Criticisms of Engels
Gender inequality clearly preceded Capitalism….. The vast majority of tribes in Africa and Asia are patriarchal, with women being barred from owning property, having no political power, and having to do most of the child care and hard physical labour.
Wealthy Capitalist economies such as the UK and USA have seen the fastest improvements in gender equality over the last 100 years. Capitalism, increasing wealth and gender equality within a nation seem to be correlated.
Contemporary Marxism – The family as an Ideological Apparatus
The modern nuclear family functions to promote values that ensure the reproduction and maintenance of capitalism. The family is described as an ideological apparatus – this means it socialises people to think in a way that justifies inequality and encourages people to accept the capitalist system as fair, natural and unchangeable.
One way in which this happens is that there is a hierarchy in most families which teaches children to accept there will always be someone in “authority” who they must obey, which then mirrors the hierarchy of boss-worker in paid employment in later life.
Contemporary Marxism – The Family as a Unit of Consumption
Capitalists/business owners want to keep workers’ wages down so they can make a profit, but to do so they must also be able to sell the workers goods i.e. they must create demand for their products. The family builds demand for goods in a number of ways
1) Families must keep up with the material goods/services acquired by their neighbours and peers e.g. family holidays, cars – this is known “Keeping up with the Joneses”. There are significant amounts of advertising and TV programmes influencing parents in this way.
2) The media and companies target children in their advertising who then persuade their parents through pester power to buy more expensive items. This is particularly bad in the UK where there few legal restrictions on adverts aimed at children; in Sweden advertising aimed at children under 12 is illegal.
Overall Criticisms of Marxism
It’s too deterministic – it assumes people passively accept socialisation and family life, and that the future is pre-determined. There are plenty of families who reject the consumerist lifestyle and many families bring their children up to be independent thinkers.
The Marxist perspective ignores family diversity in capitalist society, the nuclear family is no longer the main type of family. In fact, family breakdown may be better for Capitalism – as divorce is expensive and more money has to be spent on maintaining family relationships and later on forming new families.

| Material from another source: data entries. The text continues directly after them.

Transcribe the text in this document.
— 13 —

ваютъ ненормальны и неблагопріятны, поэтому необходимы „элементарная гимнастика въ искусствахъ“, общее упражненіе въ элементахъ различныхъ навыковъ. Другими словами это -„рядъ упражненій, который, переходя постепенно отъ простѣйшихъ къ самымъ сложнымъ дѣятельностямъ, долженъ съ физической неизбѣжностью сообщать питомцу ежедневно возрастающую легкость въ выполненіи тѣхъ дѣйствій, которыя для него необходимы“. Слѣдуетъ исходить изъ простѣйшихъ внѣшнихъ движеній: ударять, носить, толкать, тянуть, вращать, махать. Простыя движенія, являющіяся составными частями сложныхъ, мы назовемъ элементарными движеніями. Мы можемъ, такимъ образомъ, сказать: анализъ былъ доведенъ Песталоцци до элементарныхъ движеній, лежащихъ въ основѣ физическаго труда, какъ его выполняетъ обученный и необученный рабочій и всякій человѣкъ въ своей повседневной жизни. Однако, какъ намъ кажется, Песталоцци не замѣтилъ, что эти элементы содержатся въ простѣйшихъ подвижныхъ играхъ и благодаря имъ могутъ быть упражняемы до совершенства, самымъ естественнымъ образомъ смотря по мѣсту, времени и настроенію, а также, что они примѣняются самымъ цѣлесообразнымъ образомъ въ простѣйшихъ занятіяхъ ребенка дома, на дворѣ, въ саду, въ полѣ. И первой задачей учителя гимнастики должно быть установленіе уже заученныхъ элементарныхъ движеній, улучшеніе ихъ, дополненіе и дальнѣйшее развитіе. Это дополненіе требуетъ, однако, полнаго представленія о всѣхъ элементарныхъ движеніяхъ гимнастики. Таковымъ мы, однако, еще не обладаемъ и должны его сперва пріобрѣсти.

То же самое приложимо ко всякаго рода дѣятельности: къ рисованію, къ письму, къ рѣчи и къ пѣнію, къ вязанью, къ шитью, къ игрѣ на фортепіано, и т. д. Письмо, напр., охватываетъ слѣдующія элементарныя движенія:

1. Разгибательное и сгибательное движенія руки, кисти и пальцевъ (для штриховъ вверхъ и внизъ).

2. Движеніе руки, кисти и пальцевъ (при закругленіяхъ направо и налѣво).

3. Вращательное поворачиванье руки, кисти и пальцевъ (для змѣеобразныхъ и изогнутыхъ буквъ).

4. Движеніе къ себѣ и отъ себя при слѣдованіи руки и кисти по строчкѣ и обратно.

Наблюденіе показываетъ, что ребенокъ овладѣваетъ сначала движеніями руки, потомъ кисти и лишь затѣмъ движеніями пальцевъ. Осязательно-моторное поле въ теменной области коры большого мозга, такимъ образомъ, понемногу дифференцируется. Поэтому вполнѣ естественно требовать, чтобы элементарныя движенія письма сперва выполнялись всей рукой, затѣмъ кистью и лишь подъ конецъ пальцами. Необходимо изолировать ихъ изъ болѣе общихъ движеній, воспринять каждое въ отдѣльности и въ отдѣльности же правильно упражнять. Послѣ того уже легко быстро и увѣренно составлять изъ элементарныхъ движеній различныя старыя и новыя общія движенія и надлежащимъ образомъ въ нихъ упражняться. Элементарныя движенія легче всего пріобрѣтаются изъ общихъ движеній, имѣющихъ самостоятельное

Feminists argue that the Marxist focus on social class inequalities downplays the role of patriarchy, which is the real source of female oppression. Feminists would point out that sex inequalities exist within all families, irrespective of social class background.
Marxism ignores the benefits of nuclear family e.g. both parents support the children. The New Right point out that this is the most functional type of environment in which to raise children, and the nuclear family is found in most societies around the world, suggesting it is something people choose.